I also see this quite often.
Some of them Nikki's carbs that have a bowl drain will straighten up and run right if the bowl drain screw/bolt is removed and just let the bowl drain. Do this when the engine is cool. Suspect little bit of water gets in the bottom of the bowl.

AND some of them Nikki carbs with a low speed adjustable jet on a 318 with a B43 B48 engine is not user friendly to adjust in it's location (heat on the fingers, etc) AND the proper setting is not always 1 1/2 turns as stated in the service manual, more like 2 turns or more sometimes for a smoooth idle cold and hot engine, (mainly hot and the low speed jet adjustment may have an effect on the medium to high speed smoothness also, but wait for the engine to warm up before adjusting, then check it 24 hours later after cool. When properly adjusted it may have to warm u[p somewhat for good idle. Some of them Nikki's carb's are critical within 1/2 turn of the screw for good idle medium speeds and may have to just adjust for a good hot run and idle and let the engine warm up when first started cold to get a good smooth idle.

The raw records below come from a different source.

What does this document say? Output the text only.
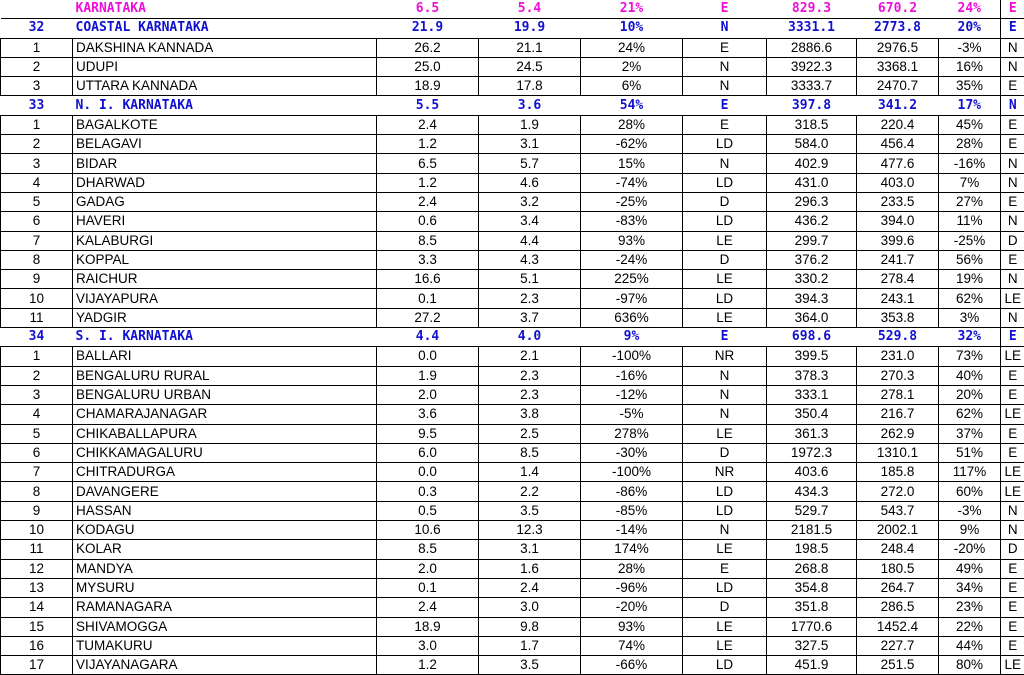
	KARNATAKA	6.5	5.4	21%	E	829.3	670.2	24%	E
32	COASTAL KARNATAKA	21.9	19.9	10%	N	3331.1	2773.8	20%	E
1	DAKSHINA KANNADA	26.2	21.1	24%	E	2886.6	2976.5	-3%	N
2	UDUPI	25.0	24.5	2%	N	3922.3	3368.1	16%	N
3	UTTARA KANNADA	18.9	17.8	6%	N	3333.7	2470.7	35%	E
33	N. I. KARNATAKA	5.5	3.6	54%	E	397.8	341.2	17%	N
1	BAGALKOTE	2.4	1.9	28%	E	318.5	220.4	45%	E
2	BELAGAVI	1.2	3.1	-62%	LD	584.0	456.4	28%	E
3	BIDAR	6.5	5.7	15%	N	402.9	477.6	-16%	N
4	DHARWAD	1.2	4.6	-74%	LD	431.0	403.0	7%	N
5	GADAG	2.4	3.2	-25%	D	296.3	233.5	27%	E
6	HAVERI	0.6	3.4	-83%	LD	436.2	394.0	11%	N
7	KALABURGI	8.5	4.4	93%	LE	299.7	399.6	-25%	D
8	KOPPAL	3.3	4.3	-24%	D	376.2	241.7	56%	E
9	RAICHUR	16.6	5.1	225%	LE	330.2	278.4	19%	N
10	VIJAYAPURA	0.1	2.3	-97%	LD	394.3	243.1	62%	LE
11	YADGIR	27.2	3.7	636%	LE	364.0	353.8	3%	N
34	S. I. KARNATAKA	4.4	4.0	9%	E	698.6	529.8	32%	E
1	BALLARI	0.0	2.1	-100%	NR	399.5	231.0	73%	LE
2	BENGALURU RURAL	1.9	2.3	-16%	N	378.3	270.3	40%	E
3	BENGALURU URBAN	2.0	2.3	-12%	N	333.1	278.1	20%	E
4	CHAMARAJANAGAR	3.6	3.8	-5%	N	350.4	216.7	62%	LE
5	CHIKABALLAPURA	9.5	2.5	278%	LE	361.3	262.9	37%	E
6	CHIKKAMAGALURU	6.0	8.5	-30%	D	1972.3	1310.1	51%	E
7	CHITRADURGA	0.0	1.4	-100%	NR	403.6	185.8	117%	LE
8	DAVANGERE	0.3	2.2	-86%	LD	434.3	272.0	60%	LE
9	HASSAN	0.5	3.5	-85%	LD	529.7	543.7	-3%	N
10	KODAGU	10.6	12.3	-14%	N	2181.5	2002.1	9%	N
11	KOLAR	8.5	3.1	174%	LE	198.5	248.4	-20%	D
12	MANDYA	2.0	1.6	28%	E	268.8	180.5	49%	E
13	MYSURU	0.1	2.4	-96%	LD	354.8	264.7	34%	E
14	RAMANAGARA	2.4	3.0	-20%	D	351.8	286.5	23%	E
15	SHIVAMOGGA	18.9	9.8	93%	LE	1770.6	1452.4	22%	E
16	TUMAKURU	3.0	1.7	74%	LE	327.5	227.7	44%	E
17	VIJAYANAGARA	1.2	3.5	-66%	LD	451.9	251.5	80%	LE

I use a 90 degree screwdriver type drill driver (termed offset drill driver) and install a nut driver handle on the driver and sometimes have to grind a proper size flat screwdriver driver. I have both a milwaukee offset drill driver and I think the other one which has a flex shaft is a HF.
The HF looks like this and the Milwaukee is shorter does not have the flex shaft and is more expensive. They use the interchangeable 1/4 drive shank screwdriver bits and you can use a 1/4 drive nut driver as the handle.

Really handy for hard to get at carb adjust screws when a angle drive or a short driver is needed and can keep hands in a safe place.